The battery issue again

United Press International's Chris Barylick wrote an article about the recent MacBook Pro battery failures. In it he discusses the various issues that have plagued the Intel notebook's lithium power cells ("holding less than their normal charge, overheating and swelling to larger sizes"). Apparently individual cells in some of the early battery packs are susceptible to failure...

United Press International's Chris Barylick wrote an article about the recent MacBook Pro battery failures. In it he discusses the various issues that have plagued the Intel notebook's lithium power cells ("holding less than their normal charge, overheating and swelling to larger sizes"). Apparently individual cells in some of the early battery packs are susceptible to failure:

Individual cells on the batteries have also been reported as failing in some instances, the current technology employing three functioning power cells per battery. Failure within one of those cells can reduce the battery's potential functionality and lead to overall failure over time.

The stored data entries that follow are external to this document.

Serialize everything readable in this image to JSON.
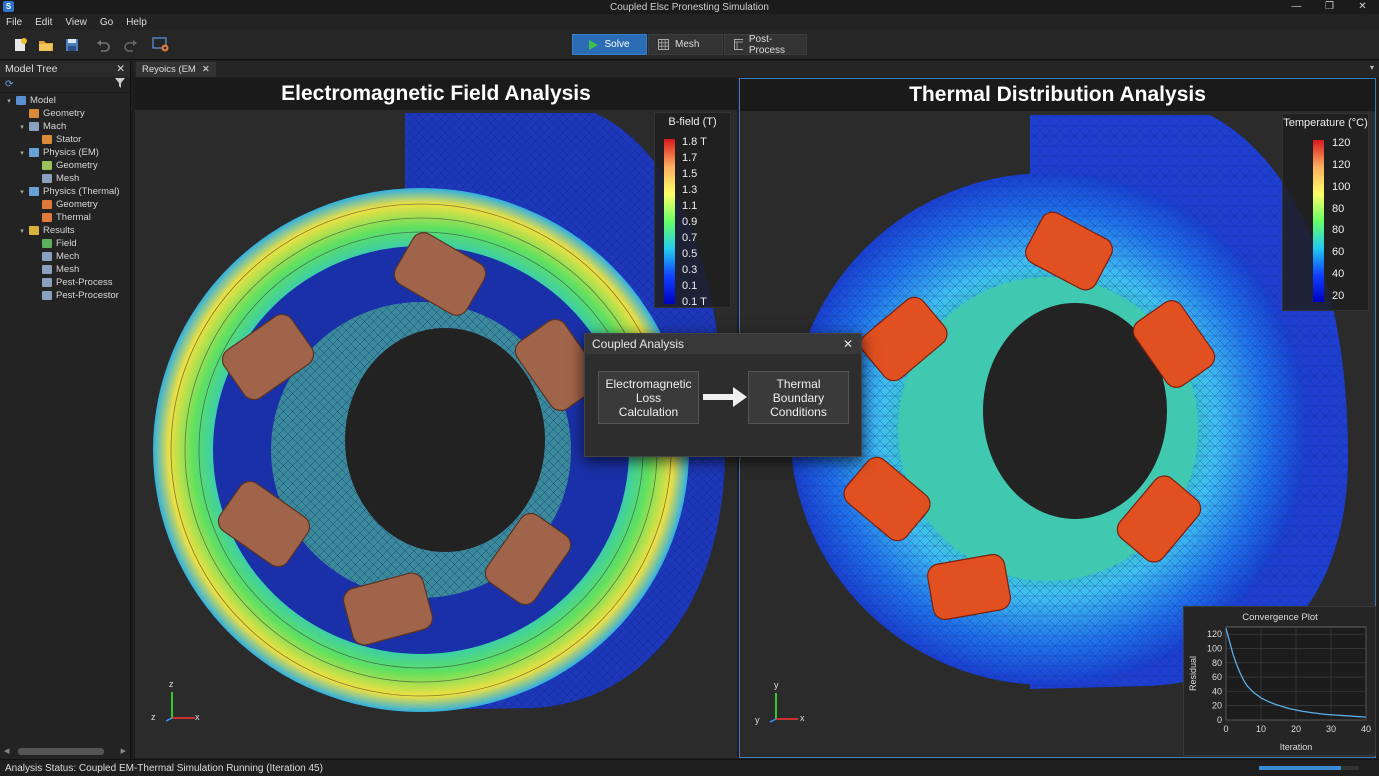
{
  "window": {
    "title": "Coupled Elsc Pronesting Simulation",
    "app_icon": "S"
  },
  "menu": [
    "File",
    "Edit",
    "View",
    "Go",
    "Help"
  ],
  "modes": {
    "solve": "Solve",
    "mesh": "Mesh",
    "post": "Post-Process"
  },
  "tree": {
    "title": "Model Tree",
    "nodes": [
      {
        "label": "Model",
        "level": 0,
        "toggle": "▾",
        "icon": "model-icon",
        "color": "#5b8fd4"
      },
      {
        "label": "Geometry",
        "level": 1,
        "toggle": "",
        "icon": "geometry-icon",
        "color": "#d98b3a"
      },
      {
        "label": "Mach",
        "level": 1,
        "toggle": "▾",
        "icon": "mach-icon",
        "color": "#8aa0c0"
      },
      {
        "label": "Stator",
        "level": 2,
        "toggle": "",
        "icon": "stator-icon",
        "color": "#d98b3a"
      },
      {
        "label": "Physics (EM)",
        "level": 1,
        "toggle": "▾",
        "icon": "physics-em-icon",
        "color": "#6aa0d8"
      },
      {
        "label": "Geometry",
        "level": 2,
        "toggle": "",
        "icon": "geometry-icon",
        "color": "#9ac05a"
      },
      {
        "label": "Mesh",
        "level": 2,
        "toggle": "",
        "icon": "mesh-icon",
        "color": "#8aa0c0"
      },
      {
        "label": "Physics (Thermal)",
        "level": 1,
        "toggle": "▾",
        "icon": "physics-thermal-icon",
        "color": "#6aa0d8"
      },
      {
        "label": "Geometry",
        "level": 2,
        "toggle": "",
        "icon": "geometry-icon",
        "color": "#e07a3a"
      },
      {
        "label": "Thermal",
        "level": 2,
        "toggle": "",
        "icon": "thermal-icon",
        "color": "#e07a3a"
      },
      {
        "label": "Results",
        "level": 1,
        "toggle": "▾",
        "icon": "results-icon",
        "color": "#d9b03a"
      },
      {
        "label": "Field",
        "level": 2,
        "toggle": "",
        "icon": "field-icon",
        "color": "#5bb05b"
      },
      {
        "label": "Mech",
        "level": 2,
        "toggle": "",
        "icon": "mech-icon",
        "color": "#8aa0c0"
      },
      {
        "label": "Mesh",
        "level": 2,
        "toggle": "",
        "icon": "mesh-icon",
        "color": "#8aa0c0"
      },
      {
        "label": "Pest-Process",
        "level": 2,
        "toggle": "",
        "icon": "post-process-icon",
        "color": "#8aa0c0"
      },
      {
        "label": "Pest-Procestor",
        "level": 2,
        "toggle": "",
        "icon": "post-processor-icon",
        "color": "#8aa0c0"
      }
    ]
  },
  "doc_tab": "Reyoics (EM",
  "em": {
    "title": "Electromagnetic Field Analysis",
    "legend_title": "B-field (T)",
    "legend_labels": [
      "1.8 T",
      "1.7",
      "1.5",
      "1.3",
      "1.1",
      "0.9",
      "0.7",
      "0.5",
      "0.3",
      "0.1",
      "0.1 T"
    ],
    "axes": {
      "z": "z",
      "zl": "z",
      "x": "x"
    }
  },
  "thermal": {
    "title": "Thermal Distribution Analysis",
    "legend_title": "Temperature (°C)",
    "legend_labels": [
      "120",
      "120",
      "100",
      "80",
      "80",
      "60",
      "40",
      "20"
    ],
    "axes": {
      "y": "y",
      "yl": "y",
      "x": "x"
    }
  },
  "dialog": {
    "title": "Coupled Analysis",
    "left": "Electromagnetic\nLoss\nCalculation",
    "right": "Thermal\nBoundary\nConditions"
  },
  "chart_data": {
    "type": "line",
    "title": "Convergence Plot",
    "xlabel": "Iteration",
    "ylabel": "Residual",
    "xlim": [
      0,
      40
    ],
    "ylim": [
      0,
      130
    ],
    "xticks": [
      0,
      10,
      20,
      30,
      40
    ],
    "yticks": [
      0,
      20,
      40,
      60,
      80,
      100,
      120
    ],
    "grid": true,
    "series": [
      {
        "x": [
          0,
          1,
          2,
          3,
          4,
          5,
          6,
          8,
          10,
          12,
          14,
          16,
          18,
          20,
          22,
          25,
          28,
          31,
          34,
          37,
          40
        ],
        "values": [
          128,
          110,
          92,
          78,
          66,
          56,
          48,
          38,
          31,
          26,
          22,
          19,
          16,
          14,
          12,
          10,
          8,
          7,
          6,
          5,
          4
        ]
      }
    ]
  },
  "status": {
    "text": "Analysis Status: Coupled EM-Thermal Simulation Running (Iteration 45)",
    "progress": 0.82
  }
}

Chris interviewed me for the piece because I experienced a failure in the original battery that came with my week 7 MacBook Pro. My problem was that the battery would spontaneously shut down my MBP at around 33 percent capacity without warning -- causing data loss on a couple of occasions. Apple replaced my original battery and two previous batteries have been fine so far.

It's not unrealistic for first generation products like the MacBook and the MacBook Pro to have bugs in them, I just can't help but think that some of these issues would have been discovered if Apple tested new products on a larger group of people before releasing them to the masses.

Does Apple's obsessive secrecy help them or hurt them?